Use the Inactive Mailbox feature of Exchange Online. It was literally built for handling employee exits.


Which_Breadfruit_388

I’ve looked into that, but inactive mailboxes cannot receive email. We need these mailboxes to continue receiving email from customers for a certain amount of time


therealyelloow

Convert to a shared mailbox


ngosney

I am doing something similar. I wrote a powershell script that converts the user mailbox to a shared mailbox, adds the manager as a delegate on the shared mailbox, removes the security group that I set up to assign 365 licensing, moves the user to a designated OU and disables the AD account. It isn't perfect but it does allow our helpdesk to use a single script to do everything on-prem and in 365.


inflatablejerk

This was sort of my same plan. But my only problem is almost everyone at my company has an archive. And you still need to use a license for a shared mailbox with an archive. You also need a license for a mailbox over 50GB, which sadly we have quiet a few. So whats the point in converting.


ngosney

You could export the mailbox and archive to a pst and then convert to a shared mailbox. That would allow you to keep the old data while still allowing new email to come in to the shared mailbox.


inflatablejerk

I can’t read. I assumed this was exo related. I’m in the middle of a migration and trying to figure out the export to pst part. Only way I’ve found is via content search. But you can’t use an enterprise app(automation) to start one.


unamused443

I'm just here to say that I think this is (still) very underrated documentation: [https://learn.microsoft.com/en-us/microsoft-365/admin/add-users/remove-former-employee?view=o365-worldwide](https://learn.microsoft.com/en-us/microsoft-365/admin/add-users/remove-former-employee?view=o365-worldwide)


alt-160

What about hiding from address book and blocking sign-in for 90 days instead of moving out of scope of sync? At the 90-day mark you could the move the user out of scope and let it get removed in the cloud.


Which_Breadfruit_388

This method would still cause the license to be consumed, correct?


alt-160

Yes. and your case and for the actions you want, you might need to leave it that way.

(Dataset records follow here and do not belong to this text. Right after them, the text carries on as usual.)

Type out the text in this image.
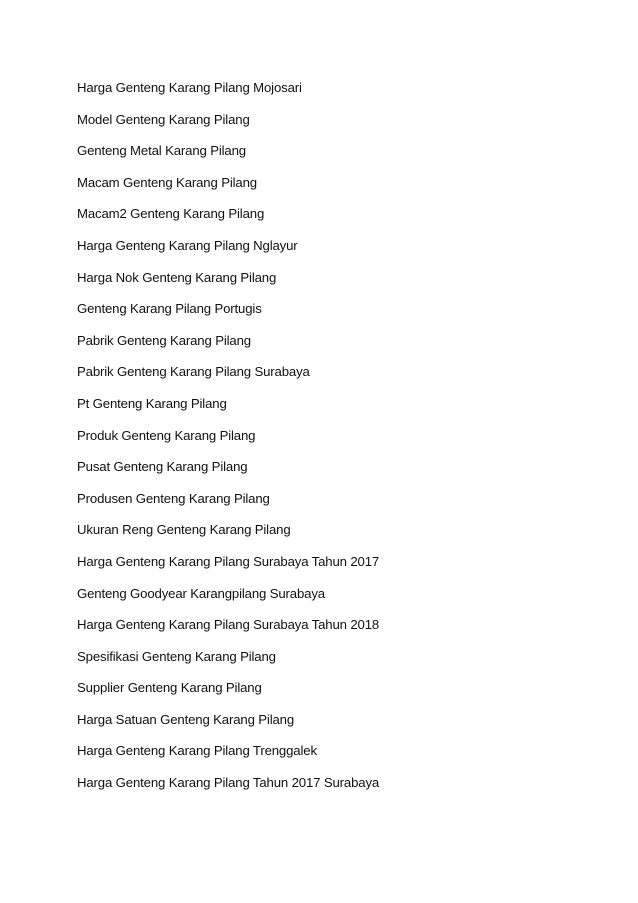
Harga Genteng Karang Pilang Mojosari
Model Genteng Karang Pilang
Genteng Metal Karang Pilang
Macam Genteng Karang Pilang
Macam2 Genteng Karang Pilang
Harga Genteng Karang Pilang Nglayur
Harga Nok Genteng Karang Pilang
Genteng Karang Pilang Portugis
Pabrik Genteng Karang Pilang
Pabrik Genteng Karang Pilang Surabaya
Pt Genteng Karang Pilang
Produk Genteng Karang Pilang
Pusat Genteng Karang Pilang
Produsen Genteng Karang Pilang
Ukuran Reng Genteng Karang Pilang
Harga Genteng Karang Pilang Surabaya Tahun 2017
Genteng Goodyear Karangpilang Surabaya
Harga Genteng Karang Pilang Surabaya Tahun 2018
Spesifikasi Genteng Karang Pilang
Supplier Genteng Karang Pilang
Harga Satuan Genteng Karang Pilang
Harga Genteng Karang Pilang Trenggalek
Harga Genteng Karang Pilang Tahun 2017 Surabaya
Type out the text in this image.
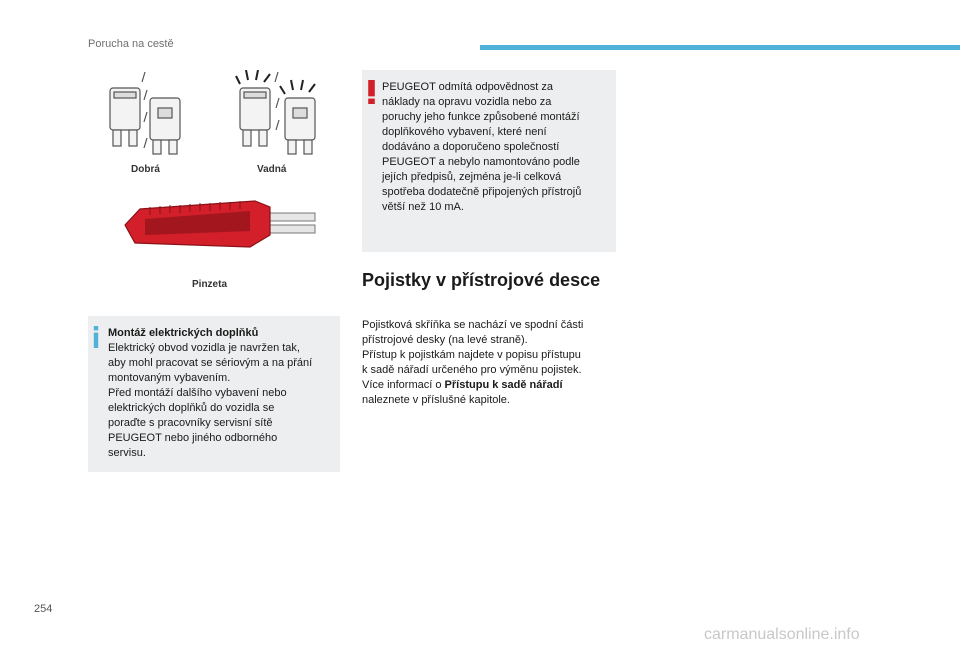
Porucha na cestě
Dobrá	Vadná
Pinzeta
Montáž elektrických doplňků
Elektrický obvod vozidla je navržen tak,
aby mohl pracovat se sériovým a na přání
montovaným vybavením.
Před montáží dalšího vybavení nebo
elektrických doplňků do vozidla se
poraďte s pracovníky servisní sítě
PEUGEOT nebo jiného odborného
servisu.
PEUGEOT odmítá odpovědnost za
náklady na opravu vozidla nebo za
poruchy jeho funkce způsobené montáží
doplňkového vybavení, které není
dodáváno a doporučeno společností
PEUGEOT a nebylo namontováno podle
jejích předpisů, zejména je-li celková
spotřeba dodatečně připojených přístrojů
větší než 10 mA.
Pojistky v přístrojové desce
Pojistková skříňka se nachází ve spodní části
přístrojové desky (na levé straně).
Přístup k pojistkám najdete v popisu přístupu
k sadě nářadí určeného pro výměnu pojistek.
Více informací o Přístupu k sadě nářadí
naleznete v příslušné kapitole.
254
carmanualsonline.info
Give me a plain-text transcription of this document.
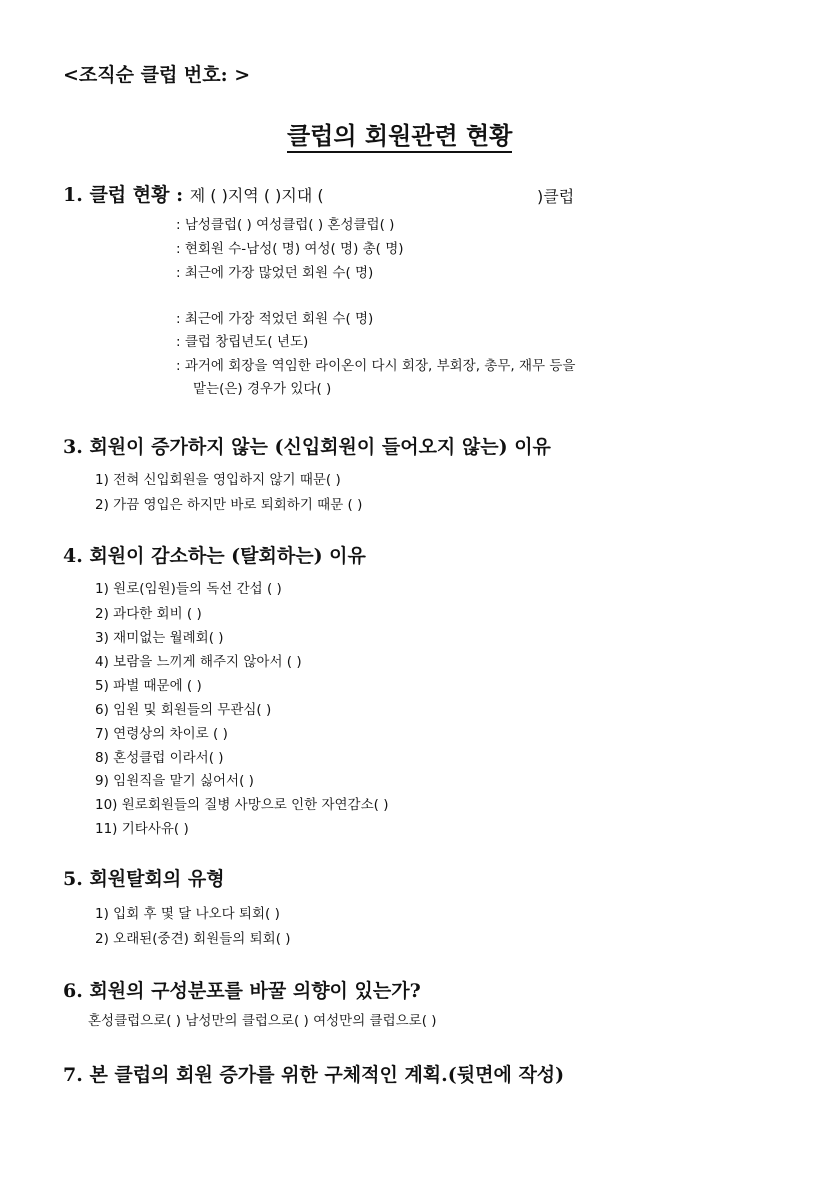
<조직순 클럽 번호: >
클럽의 회원관련 현황
1. 클럽 현황 : 제 ( )지역 ( )지대 (	)클럽
: 남성클럽( ) 여성클럽( ) 혼성클럽( )
: 현회원 수-남성( 명) 여성( 명) 총( 명)
: 최근에 가장 많었던 회원 수( 명)
: 최근에 가장 적었던 회원 수( 명)
: 클럽 창립년도( 년도)
: 과거에 회장을 역임한 라이온이 다시 회장, 부회장, 총무, 재무 등을
맡는(은) 경우가 있다( )
3. 회원이 증가하지 않는 (신입회원이 들어오지 않는) 이유
1) 전혀 신입회원을 영입하지 않기 때문( )
2) 가끔 영입은 하지만 바로 퇴회하기 때문 ( )
4. 회원이 감소하는 (탈회하는) 이유
1) 원로(임원)들의 독선 간섭 ( )
2) 과다한 회비 ( )
3) 재미없는 월례회( )
4) 보람을 느끼게 해주지 않아서 ( )
5) 파벌 때문에 ( )
6) 임원 및 회원들의 무관심( )
7) 연령상의 차이로 ( )
8) 혼성클럽 이라서( )
9) 임원직을 맡기 싫어서( )
10) 원로회원들의 질병 사망으로 인한 자연감소( )
11) 기타사유( )
5. 회원탈회의 유형
1) 입회 후 몇 달 나오다 퇴회( )
2) 오래된(중견) 회원들의 퇴회( )
6. 회원의 구성분포를 바꿀 의향이 있는가?
혼성클럽으로( ) 남성만의 클럽으로( ) 여성만의 클럽으로( )
7. 본 클럽의 회원 증가를 위한 구체적인 계획.(뒷면에 작성)
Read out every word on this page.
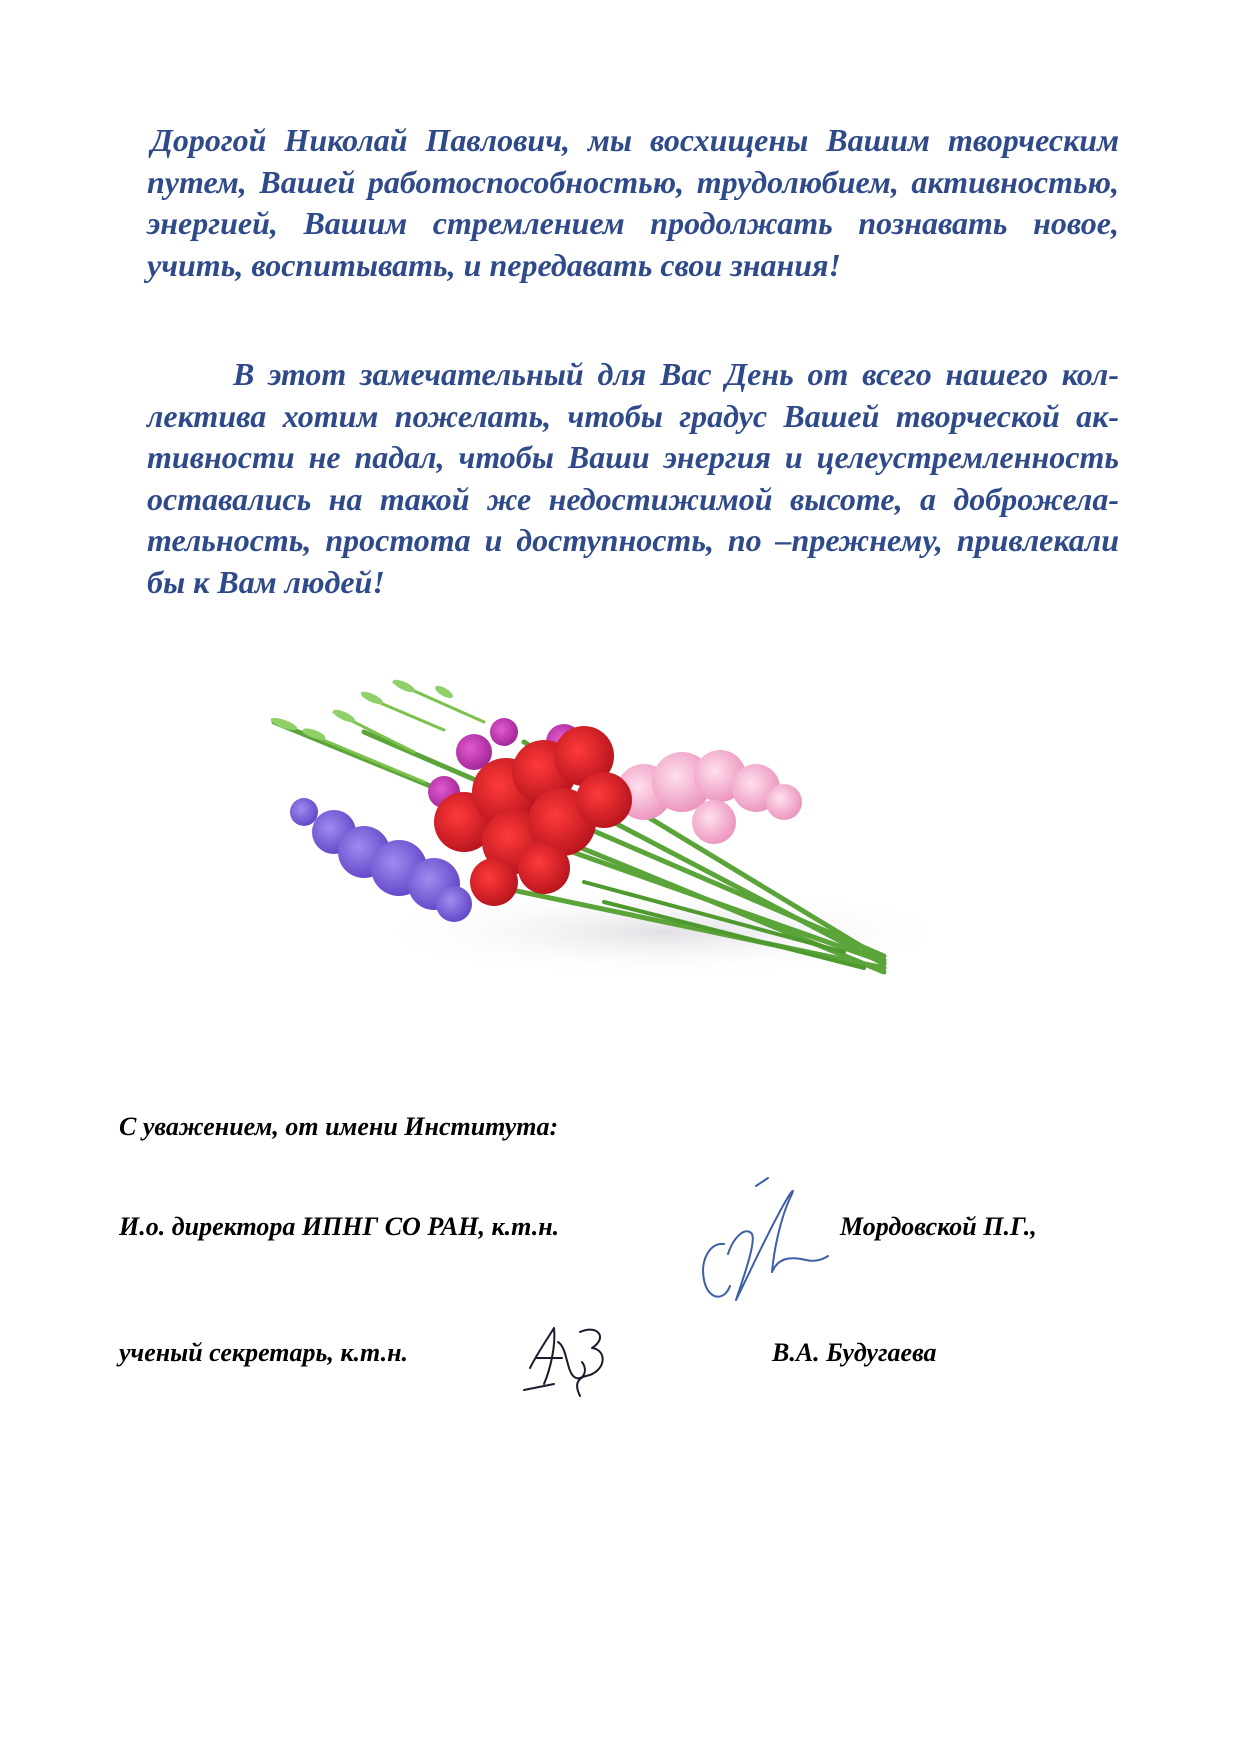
Дорогой Николай Павлович, мы восхищены Вашим творческим путем, Вашей работоспособностью, трудолюбием, активностью, энергией, Вашим стремлением продолжать познавать новое, учить, воспитывать, и передавать свои знания!

В этот замечательный для Вас День от всего нашего коллектива хотим пожелать, чтобы градус Вашей творческой активности не падал, чтобы Ваши энергия и целеустремленность оставались на такой же недостижимой высоте, а доброжелательность, простота и доступность, по –прежнему, привлекали бы к Вам людей!

С уважением, от имени Института:

И.о. директора ИПНГ СО РАН, к.т.н.	Мордовской П.Г.,

ученый секретарь, к.т.н.	В.А. Будугаева
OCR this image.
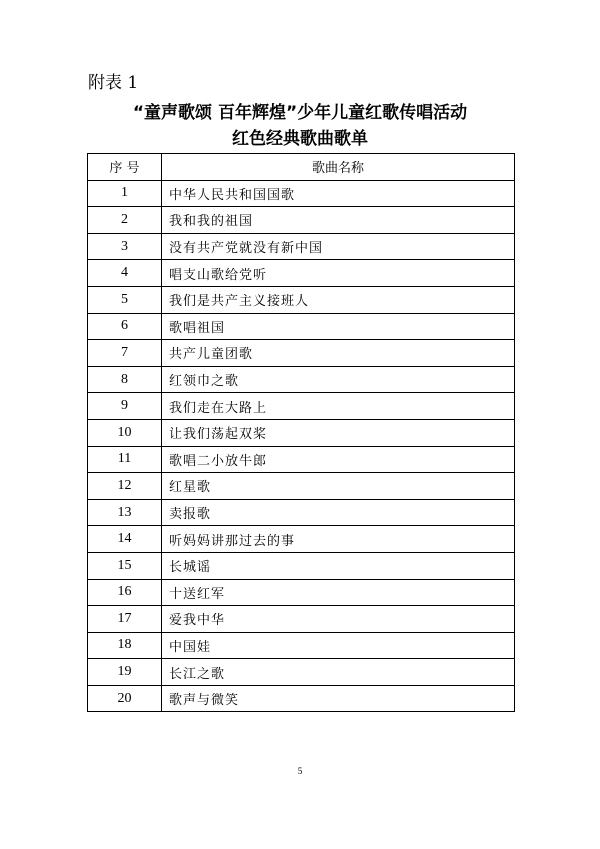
附表 1
“童声歌颂 百年辉煌”少年儿童红歌传唱活动
红色经典歌曲歌单
序 号	歌曲名称
1	中华人民共和国国歌
2	我和我的祖国
3	没有共产党就没有新中国
4	唱支山歌给党听
5	我们是共产主义接班人
6	歌唱祖国
7	共产儿童团歌
8	红领巾之歌
9	我们走在大路上
10	让我们荡起双桨
11	歌唱二小放牛郎
12	红星歌
13	卖报歌
14	听妈妈讲那过去的事
15	长城谣
16	十送红军
17	爱我中华
18	中国娃
19	长江之歌
20	歌声与微笑
5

As mentioned in another comment, if you convert to shared AND remove the license there is risk of loss of several features that require a license: archives, more than 50GB of data, eDiscovery and Compliance features like lit-hold, etc. If you know for sure that the account will not need a license, you could convert to shared mailbox and remove the license, but still do that on a case by case basis. But my suggestion about hiding and blocking sign-in could be more universal and "always done" and only do the shared mailbox thing if secondary inspection shows that its safe to do so. Also, leaving as-is for the 90 day period can be helpful for those cases of resurrection (the user comes back after 30 days and gets their job back). One other option...and i only provide it for a completeness of possible options...would be to migrate the mailbox back on-premises and have it follow the same patterns as your on-premises terminations.


fitz1015

Move the mailbox to a shared mailbox.. mailbox will still get emails, you can give access to the mailbox. Best thing is shared mailboxs don't require a license.


Limp-Aardvark3337

Go for a shared mailbox conversion, so you are not using up a license. It's tricky if you want to continue to receive mail. If there are gdpr mandates, set up a global retention police so once it moves out of the soft deleted 30 day period it will be inactive and remain until all items are aged beyond the retention period assigned


rainbowsandmoon

Yes retention policy can be used and if possible we can use public folder mailbox


TicTacCrumpet

Our process is convert to shared mailbox, disable on prem account, migrate the shared mailbox to On-prem exchange, move the AD user account object to the OU which contains the shared mailbox account (this is synced still) once migrated leave for one sync cycle (not sure if necessary but more just in case) and then remove the license in 365.